This is a Python library for several natural language processing related tasks:
calling Eugene Charniak and Mark Johnson's reranking parser from Python
reading and writing n-best lists
reading in trees (with actual tree internals accessible via PyInputTree)
running evaluators evalb and sparseval and extracting results from their output
Note that the reranking parser interface is subshell-based and not SWIG-based like it should be. Though I haven't played with Patrick Ye's version too much, it may be a better fit depending on what you are looking for. If you are hoping to treat the parser as a black box, this is the library you're looking for.
Contents
Parsing/ directory: Python libraries
ECData.py: partial Pythonic interface to data directories used by parser
ECParser.py: run and train the Charniak and Johnson reranking parser
(training only for the parser)
Evaluation.py: abstract evaluation class and tools
Trees.py: read trees, n-best lists
evalb.py: evaluate trees using evalb
sparseval.py: evaluate trees using sparseval (less complete)
bin/ directory: various command-line tools of varying levels of usefulness.
Many of these were just used as tests of ECParser, etc.
aligntrees.py: align portions of test trees with full gold trees
(used when you parse a file in contiguous slices and want to
recover the gold parses for each slice)
crossingbracketsstats.py: print out the crossing bracket stats from an
evalb file
drawparallel.py: draw parallel trees (for viewing test and gold trees
side by side, for example).

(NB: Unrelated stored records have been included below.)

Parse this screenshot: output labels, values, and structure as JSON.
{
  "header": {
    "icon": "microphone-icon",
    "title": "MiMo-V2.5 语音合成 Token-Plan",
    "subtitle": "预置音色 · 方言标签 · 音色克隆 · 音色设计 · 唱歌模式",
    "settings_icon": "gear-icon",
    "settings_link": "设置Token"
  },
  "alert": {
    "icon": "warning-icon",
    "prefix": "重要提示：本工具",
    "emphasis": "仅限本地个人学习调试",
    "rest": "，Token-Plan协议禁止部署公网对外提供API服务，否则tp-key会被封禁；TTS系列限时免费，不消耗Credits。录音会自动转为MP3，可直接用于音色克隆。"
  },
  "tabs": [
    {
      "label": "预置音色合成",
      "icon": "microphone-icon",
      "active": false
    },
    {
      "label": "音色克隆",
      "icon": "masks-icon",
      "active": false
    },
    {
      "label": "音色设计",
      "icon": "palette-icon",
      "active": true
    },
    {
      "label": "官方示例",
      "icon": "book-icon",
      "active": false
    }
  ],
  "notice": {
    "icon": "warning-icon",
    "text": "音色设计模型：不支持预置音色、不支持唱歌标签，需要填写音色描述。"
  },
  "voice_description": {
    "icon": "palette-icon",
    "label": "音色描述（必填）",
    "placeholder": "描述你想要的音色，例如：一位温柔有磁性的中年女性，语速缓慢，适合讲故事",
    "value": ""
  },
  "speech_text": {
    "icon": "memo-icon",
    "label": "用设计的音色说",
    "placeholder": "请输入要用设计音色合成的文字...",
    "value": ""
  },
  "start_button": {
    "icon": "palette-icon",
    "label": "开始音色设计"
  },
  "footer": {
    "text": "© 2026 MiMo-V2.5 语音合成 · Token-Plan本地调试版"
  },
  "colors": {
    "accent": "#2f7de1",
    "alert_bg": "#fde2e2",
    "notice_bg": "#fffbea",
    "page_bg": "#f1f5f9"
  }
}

Needs
NLTK-Lite.
evalbsummary.py: print summary from evalb from evalb files
fetchfscores.py: converts evalb files into a simpler form, easier
to parse in R.
graphlengths.py: make histograms of sentence lengths for various files
onebestselector: select the 1-best parse from an n-best list
sgmlize: convert raw text into semi-SGML format (the format used as
input to the Charniak parser)
treeconverter: extract yields from trees
treeoneliner: remove insignificant whitespace from trees so that
each tree is on one line (essentially the opposite of pretty
printing)
After those are installed, standard distutils should work fine:
shell> python setup.py install
Please email me if you encounter any problems. Note that Parsing.ECParser has some hard-coded defaults for the parser binary and data directory locations which you may wish to set (though this is not necessary since you can just specify them as parameters).